By contrast, Foresight Sustainable Forestry (FSF), which floated on the same day in November as ROOF, has had a tougher time. It only raised its minimum target of £130m thanks to a cornerstone investment from another fund in the Foresight Group. So far the shares have fallen 5% on a 4% discount below asset value.
Although two previous UK-listed timber funds did badly, FSF fund managers Richard Kelly and Robert Guest point to the likely growth in demand in the UK for the organic construction material, particularly as this country imports most of the wood it uses.
Petershill Partners (PHLL), the alternative assets platform, has been on a downhill slide since making a £4bn splash spinning off from investment bank Goldman Sachs in October. Shares, which remain nearly three quarters held by Goldman Sachs associates, have shed nearly a quarter of their value and languish on a 32% discount. That disappoints JP Morgan, Lazards and Abrdn, which also bought into the flotation, but was enough to gain it a place in the ‘mid cap’ FTSE 250 index.
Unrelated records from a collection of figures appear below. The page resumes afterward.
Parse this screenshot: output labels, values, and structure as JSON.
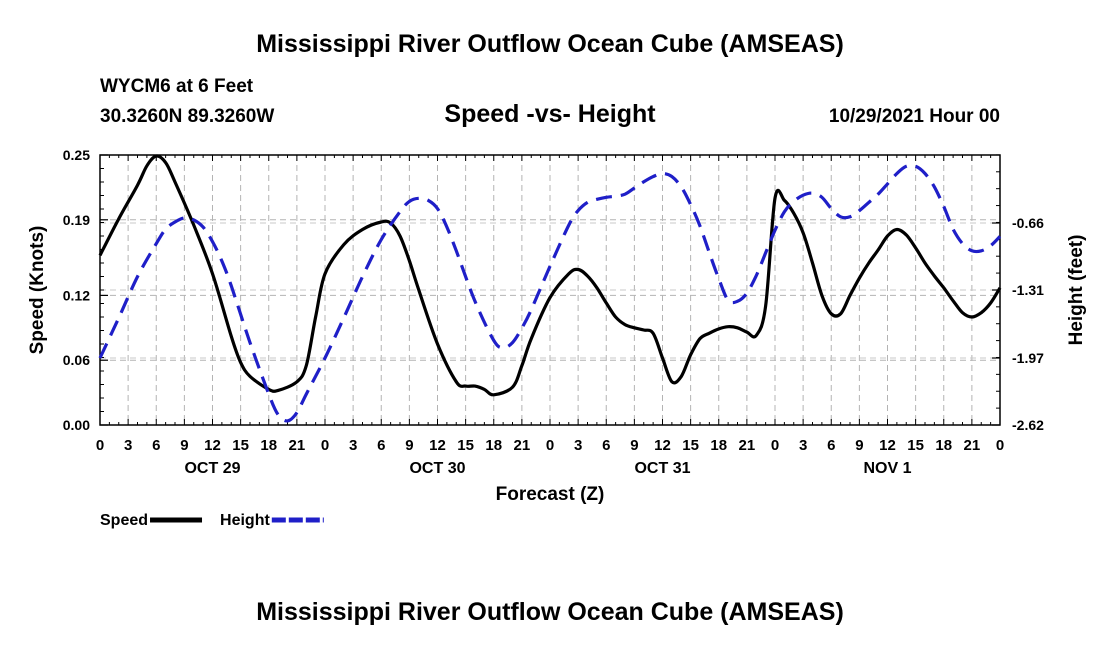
{
  "header": {
    "title": "Mississippi River Outflow Ocean Cube (AMSEAS)",
    "station": "WYCM6 at 6 Feet",
    "coordinates": "30.3260N  89.3260W",
    "subtitle": "Speed -vs- Height",
    "run_time": "10/29/2021 Hour 00"
  },
  "footer": {
    "title": "Mississippi River Outflow Ocean Cube (AMSEAS)"
  },
  "chart_data": {
    "type": "line",
    "title": "Speed -vs- Height",
    "xlabel": "Forecast (Z)",
    "ylabel": "Speed (Knots)",
    "y2label": "Height (feet)",
    "xlim": [
      0,
      96
    ],
    "ylim": [
      0,
      0.25
    ],
    "y2lim": [
      -2.62,
      0
    ],
    "x_ticks": [
      0,
      3,
      6,
      9,
      12,
      15,
      18,
      21,
      24,
      27,
      30,
      33,
      36,
      39,
      42,
      45,
      48,
      51,
      54,
      57,
      60,
      63,
      66,
      69,
      72,
      75,
      78,
      81,
      84,
      87,
      90,
      93,
      96
    ],
    "x_tick_labels": [
      "0",
      "3",
      "6",
      "9",
      "12",
      "15",
      "18",
      "21",
      "0",
      "3",
      "6",
      "9",
      "12",
      "15",
      "18",
      "21",
      "0",
      "3",
      "6",
      "9",
      "12",
      "15",
      "18",
      "21",
      "0",
      "3",
      "6",
      "9",
      "12",
      "15",
      "18",
      "21",
      "0"
    ],
    "day_labels": [
      {
        "x": 12,
        "label": "OCT 29"
      },
      {
        "x": 36,
        "label": "OCT 30"
      },
      {
        "x": 60,
        "label": "OCT 31"
      },
      {
        "x": 84,
        "label": "NOV 1"
      }
    ],
    "y_ticks": [
      0.0,
      0.06,
      0.12,
      0.19,
      0.25
    ],
    "y_tick_labels": [
      "0.00",
      "0.06",
      "0.12",
      "0.19",
      "0.25"
    ],
    "y2_ticks": [
      -0.66,
      -1.31,
      -1.97,
      -2.62
    ],
    "y2_tick_labels": [
      "-0.66",
      "-1.31",
      "-1.97",
      "-2.62"
    ],
    "grid": true,
    "legend": "bottom-left",
    "series": [
      {
        "name": "Speed",
        "axis": "left",
        "color": "#000000",
        "dash": "solid",
        "x": [
          0,
          2,
          4,
          5,
          6,
          7,
          8,
          10,
          12,
          14,
          15,
          16,
          18,
          19,
          21,
          22,
          23,
          24,
          26,
          28,
          30,
          31,
          32,
          33,
          34,
          36,
          38,
          39,
          40,
          41,
          42,
          44,
          45,
          46,
          48,
          50,
          51,
          52,
          53,
          54,
          55,
          56,
          57,
          58,
          59,
          60,
          61,
          62,
          63,
          64,
          65,
          66,
          67,
          68,
          69,
          70,
          71,
          72,
          73,
          74,
          75,
          76,
          77,
          78,
          79,
          80,
          81,
          82,
          83,
          84,
          85,
          86,
          87,
          88,
          89,
          90,
          91,
          92,
          93,
          94,
          95,
          96
        ],
        "values": [
          0.157,
          0.191,
          0.222,
          0.24,
          0.249,
          0.243,
          0.225,
          0.185,
          0.14,
          0.082,
          0.058,
          0.045,
          0.033,
          0.032,
          0.04,
          0.055,
          0.1,
          0.14,
          0.167,
          0.181,
          0.188,
          0.187,
          0.175,
          0.152,
          0.125,
          0.075,
          0.04,
          0.036,
          0.036,
          0.033,
          0.028,
          0.035,
          0.055,
          0.08,
          0.118,
          0.14,
          0.144,
          0.138,
          0.127,
          0.113,
          0.1,
          0.093,
          0.09,
          0.088,
          0.085,
          0.062,
          0.04,
          0.045,
          0.065,
          0.08,
          0.085,
          0.089,
          0.091,
          0.09,
          0.086,
          0.083,
          0.11,
          0.21,
          0.208,
          0.196,
          0.178,
          0.15,
          0.12,
          0.103,
          0.103,
          0.12,
          0.136,
          0.15,
          0.162,
          0.175,
          0.181,
          0.176,
          0.164,
          0.15,
          0.138,
          0.127,
          0.115,
          0.104,
          0.1,
          0.104,
          0.113,
          0.127
        ]
      },
      {
        "name": "Height",
        "axis": "right",
        "color": "#1f1fc8",
        "dash": "dashed",
        "x": [
          0,
          2,
          4,
          6,
          7,
          8,
          9,
          10,
          11,
          12,
          13,
          14,
          16,
          18,
          19,
          20,
          21,
          22,
          24,
          26,
          28,
          30,
          32,
          33,
          34,
          35,
          36,
          37,
          38,
          40,
          42,
          43,
          44,
          45,
          46,
          48,
          50,
          51,
          52,
          53,
          54,
          55,
          56,
          57,
          58,
          59,
          60,
          61,
          62,
          63,
          64,
          65,
          66,
          67,
          68,
          69,
          70,
          71,
          72,
          73,
          74,
          75,
          76,
          77,
          78,
          79,
          80,
          81,
          82,
          83,
          84,
          85,
          86,
          87,
          88,
          89,
          90,
          91,
          92,
          93,
          94,
          95,
          96
        ],
        "values": [
          -1.97,
          -1.58,
          -1.18,
          -0.86,
          -0.72,
          -0.65,
          -0.61,
          -0.63,
          -0.7,
          -0.84,
          -1.03,
          -1.27,
          -1.82,
          -2.32,
          -2.52,
          -2.58,
          -2.5,
          -2.32,
          -1.97,
          -1.58,
          -1.18,
          -0.82,
          -0.55,
          -0.45,
          -0.42,
          -0.44,
          -0.52,
          -0.7,
          -0.93,
          -1.42,
          -1.8,
          -1.87,
          -1.82,
          -1.68,
          -1.5,
          -1.08,
          -0.68,
          -0.54,
          -0.46,
          -0.43,
          -0.41,
          -0.4,
          -0.38,
          -0.32,
          -0.26,
          -0.21,
          -0.18,
          -0.21,
          -0.31,
          -0.48,
          -0.69,
          -0.95,
          -1.2,
          -1.41,
          -1.42,
          -1.34,
          -1.17,
          -0.95,
          -0.73,
          -0.55,
          -0.45,
          -0.39,
          -0.37,
          -0.41,
          -0.52,
          -0.6,
          -0.6,
          -0.54,
          -0.46,
          -0.38,
          -0.28,
          -0.18,
          -0.11,
          -0.11,
          -0.18,
          -0.31,
          -0.5,
          -0.72,
          -0.86,
          -0.93,
          -0.93,
          -0.88,
          -0.79
        ]
      }
    ]
  }
}
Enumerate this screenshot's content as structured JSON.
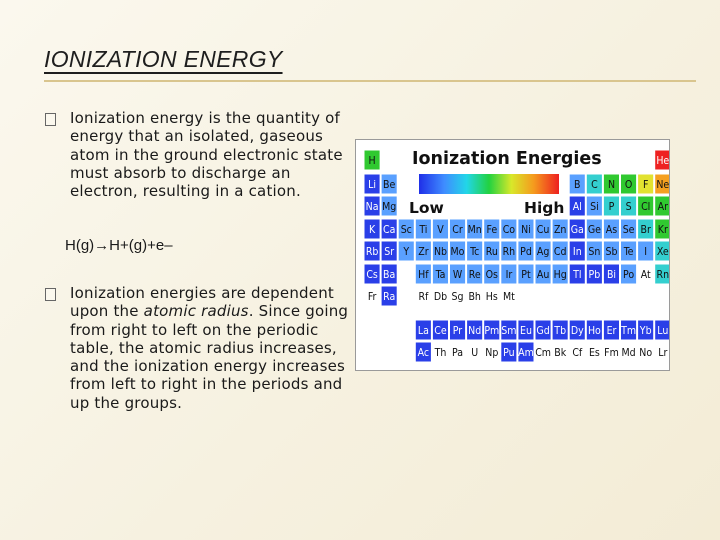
{
  "slide": {
    "title": "IONIZATION ENERGY",
    "bullet1": "Ionization energy is the quantity of energy that an isolated, gaseous atom in the ground electronic state must absorb to discharge an electron, resulting in a cation.",
    "equation": "H(g)→H+(g)+e–",
    "bullet2_a": "Ionization energies are dependent upon the ",
    "bullet2_em": "atomic radius",
    "bullet2_b": ". Since going from right to left on the periodic table, the atomic radius increases, and the ionization energy increases from left to right in the periods and up the groups."
  },
  "table": {
    "title": "Ionization Energies",
    "low_label": "Low",
    "high_label": "High",
    "colors": {
      "blue": "#2a3fe8",
      "lightblue": "#5aa0ff",
      "cyan": "#34cfcf",
      "green": "#30c930",
      "yellow": "#e2e230",
      "orange": "#f5a020",
      "red": "#ee2222",
      "white": "#ffffff"
    },
    "elements": [
      {
        "s": "H",
        "r": 0,
        "c": 0,
        "k": "green"
      },
      {
        "s": "He",
        "r": 0,
        "c": 17,
        "k": "red"
      },
      {
        "s": "Li",
        "r": 1,
        "c": 0,
        "k": "blue"
      },
      {
        "s": "Be",
        "r": 1,
        "c": 1,
        "k": "lightblue"
      },
      {
        "s": "B",
        "r": 1,
        "c": 12,
        "k": "lightblue"
      },
      {
        "s": "C",
        "r": 1,
        "c": 13,
        "k": "cyan"
      },
      {
        "s": "N",
        "r": 1,
        "c": 14,
        "k": "green"
      },
      {
        "s": "O",
        "r": 1,
        "c": 15,
        "k": "green"
      },
      {
        "s": "F",
        "r": 1,
        "c": 16,
        "k": "yellow"
      },
      {
        "s": "Ne",
        "r": 1,
        "c": 17,
        "k": "orange"
      },
      {
        "s": "Na",
        "r": 2,
        "c": 0,
        "k": "blue"
      },
      {
        "s": "Mg",
        "r": 2,
        "c": 1,
        "k": "lightblue"
      },
      {
        "s": "Al",
        "r": 2,
        "c": 12,
        "k": "blue"
      },
      {
        "s": "Si",
        "r": 2,
        "c": 13,
        "k": "lightblue"
      },
      {
        "s": "P",
        "r": 2,
        "c": 14,
        "k": "cyan"
      },
      {
        "s": "S",
        "r": 2,
        "c": 15,
        "k": "cyan"
      },
      {
        "s": "Cl",
        "r": 2,
        "c": 16,
        "k": "green"
      },
      {
        "s": "Ar",
        "r": 2,
        "c": 17,
        "k": "green"
      },
      {
        "s": "K",
        "r": 3,
        "c": 0,
        "k": "blue"
      },
      {
        "s": "Ca",
        "r": 3,
        "c": 1,
        "k": "blue"
      },
      {
        "s": "Sc",
        "r": 3,
        "c": 2,
        "k": "lightblue"
      },
      {
        "s": "Ti",
        "r": 3,
        "c": 3,
        "k": "lightblue"
      },
      {
        "s": "V",
        "r": 3,
        "c": 4,
        "k": "lightblue"
      },
      {
        "s": "Cr",
        "r": 3,
        "c": 5,
        "k": "lightblue"
      },
      {
        "s": "Mn",
        "r": 3,
        "c": 6,
        "k": "lightblue"
      },
      {
        "s": "Fe",
        "r": 3,
        "c": 7,
        "k": "lightblue"
      },
      {
        "s": "Co",
        "r": 3,
        "c": 8,
        "k": "lightblue"
      },
      {
        "s": "Ni",
        "r": 3,
        "c": 9,
        "k": "lightblue"
      },
      {
        "s": "Cu",
        "r": 3,
        "c": 10,
        "k": "lightblue"
      },
      {
        "s": "Zn",
        "r": 3,
        "c": 11,
        "k": "lightblue"
      },
      {
        "s": "Ga",
        "r": 3,
        "c": 12,
        "k": "blue"
      },
      {
        "s": "Ge",
        "r": 3,
        "c": 13,
        "k": "lightblue"
      },
      {
        "s": "As",
        "r": 3,
        "c": 14,
        "k": "lightblue"
      },
      {
        "s": "Se",
        "r": 3,
        "c": 15,
        "k": "lightblue"
      },
      {
        "s": "Br",
        "r": 3,
        "c": 16,
        "k": "cyan"
      },
      {
        "s": "Kr",
        "r": 3,
        "c": 17,
        "k": "green"
      },
      {
        "s": "Rb",
        "r": 4,
        "c": 0,
        "k": "blue"
      },
      {
        "s": "Sr",
        "r": 4,
        "c": 1,
        "k": "blue"
      },
      {
        "s": "Y",
        "r": 4,
        "c": 2,
        "k": "lightblue"
      },
      {
        "s": "Zr",
        "r": 4,
        "c": 3,
        "k": "lightblue"
      },
      {
        "s": "Nb",
        "r": 4,
        "c": 4,
        "k": "lightblue"
      },
      {
        "s": "Mo",
        "r": 4,
        "c": 5,
        "k": "lightblue"
      },
      {
        "s": "Tc",
        "r": 4,
        "c": 6,
        "k": "lightblue"
      },
      {
        "s": "Ru",
        "r": 4,
        "c": 7,
        "k": "lightblue"
      },
      {
        "s": "Rh",
        "r": 4,
        "c": 8,
        "k": "lightblue"
      },
      {
        "s": "Pd",
        "r": 4,
        "c": 9,
        "k": "lightblue"
      },
      {
        "s": "Ag",
        "r": 4,
        "c": 10,
        "k": "lightblue"
      },
      {
        "s": "Cd",
        "r": 4,
        "c": 11,
        "k": "lightblue"
      },
      {
        "s": "In",
        "r": 4,
        "c": 12,
        "k": "blue"
      },
      {
        "s": "Sn",
        "r": 4,
        "c": 13,
        "k": "lightblue"
      },
      {
        "s": "Sb",
        "r": 4,
        "c": 14,
        "k": "lightblue"
      },
      {
        "s": "Te",
        "r": 4,
        "c": 15,
        "k": "lightblue"
      },
      {
        "s": "I",
        "r": 4,
        "c": 16,
        "k": "lightblue"
      },
      {
        "s": "Xe",
        "r": 4,
        "c": 17,
        "k": "cyan"
      },
      {
        "s": "Cs",
        "r": 5,
        "c": 0,
        "k": "blue"
      },
      {
        "s": "Ba",
        "r": 5,
        "c": 1,
        "k": "blue"
      },
      {
        "s": "Hf",
        "r": 5,
        "c": 3,
        "k": "lightblue"
      },
      {
        "s": "Ta",
        "r": 5,
        "c": 4,
        "k": "lightblue"
      },
      {
        "s": "W",
        "r": 5,
        "c": 5,
        "k": "lightblue"
      },
      {
        "s": "Re",
        "r": 5,
        "c": 6,
        "k": "lightblue"
      },
      {
        "s": "Os",
        "r": 5,
        "c": 7,
        "k": "lightblue"
      },
      {
        "s": "Ir",
        "r": 5,
        "c": 8,
        "k": "lightblue"
      },
      {
        "s": "Pt",
        "r": 5,
        "c": 9,
        "k": "lightblue"
      },
      {
        "s": "Au",
        "r": 5,
        "c": 10,
        "k": "lightblue"
      },
      {
        "s": "Hg",
        "r": 5,
        "c": 11,
        "k": "lightblue"
      },
      {
        "s": "Tl",
        "r": 5,
        "c": 12,
        "k": "blue"
      },
      {
        "s": "Pb",
        "r": 5,
        "c": 13,
        "k": "blue"
      },
      {
        "s": "Bi",
        "r": 5,
        "c": 14,
        "k": "blue"
      },
      {
        "s": "Po",
        "r": 5,
        "c": 15,
        "k": "lightblue"
      },
      {
        "s": "At",
        "r": 5,
        "c": 16,
        "k": "white"
      },
      {
        "s": "Rn",
        "r": 5,
        "c": 17,
        "k": "cyan"
      },
      {
        "s": "Fr",
        "r": 6,
        "c": 0,
        "k": "white"
      },
      {
        "s": "Ra",
        "r": 6,
        "c": 1,
        "k": "blue"
      },
      {
        "s": "Rf",
        "r": 6,
        "c": 3,
        "k": "white"
      },
      {
        "s": "Db",
        "r": 6,
        "c": 4,
        "k": "white"
      },
      {
        "s": "Sg",
        "r": 6,
        "c": 5,
        "k": "white"
      },
      {
        "s": "Bh",
        "r": 6,
        "c": 6,
        "k": "white"
      },
      {
        "s": "Hs",
        "r": 6,
        "c": 7,
        "k": "white"
      },
      {
        "s": "Mt",
        "r": 6,
        "c": 8,
        "k": "white"
      },
      {
        "s": "La",
        "r": 7,
        "c": 3,
        "k": "blue"
      },
      {
        "s": "Ce",
        "r": 7,
        "c": 4,
        "k": "blue"
      },
      {
        "s": "Pr",
        "r": 7,
        "c": 5,
        "k": "blue"
      },
      {
        "s": "Nd",
        "r": 7,
        "c": 6,
        "k": "blue"
      },
      {
        "s": "Pm",
        "r": 7,
        "c": 7,
        "k": "blue"
      },
      {
        "s": "Sm",
        "r": 7,
        "c": 8,
        "k": "blue"
      },
      {
        "s": "Eu",
        "r": 7,
        "c": 9,
        "k": "blue"
      },
      {
        "s": "Gd",
        "r": 7,
        "c": 10,
        "k": "blue"
      },
      {
        "s": "Tb",
        "r": 7,
        "c": 11,
        "k": "blue"
      },
      {
        "s": "Dy",
        "r": 7,
        "c": 12,
        "k": "blue"
      },
      {
        "s": "Ho",
        "r": 7,
        "c": 13,
        "k": "blue"
      },
      {
        "s": "Er",
        "r": 7,
        "c": 14,
        "k": "blue"
      },
      {
        "s": "Tm",
        "r": 7,
        "c": 15,
        "k": "blue"
      },
      {
        "s": "Yb",
        "r": 7,
        "c": 16,
        "k": "blue"
      },
      {
        "s": "Lu",
        "r": 7,
        "c": 17,
        "k": "blue"
      },
      {
        "s": "Ac",
        "r": 8,
        "c": 3,
        "k": "blue"
      },
      {
        "s": "Th",
        "r": 8,
        "c": 4,
        "k": "white"
      },
      {
        "s": "Pa",
        "r": 8,
        "c": 5,
        "k": "white"
      },
      {
        "s": "U",
        "r": 8,
        "c": 6,
        "k": "white"
      },
      {
        "s": "Np",
        "r": 8,
        "c": 7,
        "k": "white"
      },
      {
        "s": "Pu",
        "r": 8,
        "c": 8,
        "k": "blue"
      },
      {
        "s": "Am",
        "r": 8,
        "c": 9,
        "k": "blue"
      },
      {
        "s": "Cm",
        "r": 8,
        "c": 10,
        "k": "white"
      },
      {
        "s": "Bk",
        "r": 8,
        "c": 11,
        "k": "white"
      },
      {
        "s": "Cf",
        "r": 8,
        "c": 12,
        "k": "white"
      },
      {
        "s": "Es",
        "r": 8,
        "c": 13,
        "k": "white"
      },
      {
        "s": "Fm",
        "r": 8,
        "c": 14,
        "k": "white"
      },
      {
        "s": "Md",
        "r": 8,
        "c": 15,
        "k": "white"
      },
      {
        "s": "No",
        "r": 8,
        "c": 16,
        "k": "white"
      },
      {
        "s": "Lr",
        "r": 8,
        "c": 17,
        "k": "white"
      }
    ]
  }
}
The company holds stakes in 20 privately-owned fund managers, including Riverstone Holdings, the New York-based fund manager of Riverstone Energy (RSE) and Riverstone Credit Opportunities Income (RCOI) investment companies. Its first post-IPO investment was a minority stake in Symphony Technology in California.
Phoenix Asset Management, manager of the Aurora (ARR) investment trust, launched this new investment company as a turnaround vehicle to hold its interests in undertakers Dignity, train set retailer Hornby and stamp dealer Phoenix SG (formerly Stanley Gibbons) along with two technology service companies.
Castelnau raised £53.1m to give it a market value of £178m. At 106p the shares are up 6% and stand on an 18% premium over net asset value, making them a feature in the ‘expensive’ list in our recent weekly Trust Watch column.
Life Science Reit (LABS) claimed to be the biggest real estate investment trust launch in five years last month when it attracted £350m, instead of the £300m it wanted, for its move on to the junior AIM exchange.
As the UK’s first dedicated listed property fund for the burgeoning healthcare research and manufacturing sector, LABS excited interest from private investors at Investec as well as fund managers Sarasin and Schroders.
Simon Farnsworth, fund manager at Ironstone Asset Management, is eyeing a 10% annual total return from laboratories, manufacturing & testing facilities, offices and data centres in the Oxford-Cambridge-London ‘golden triangle’ of world-leading research universities.
Income will provide a big chunk of this with an initial dividend yield of 4% set to rise to 5% in a few years.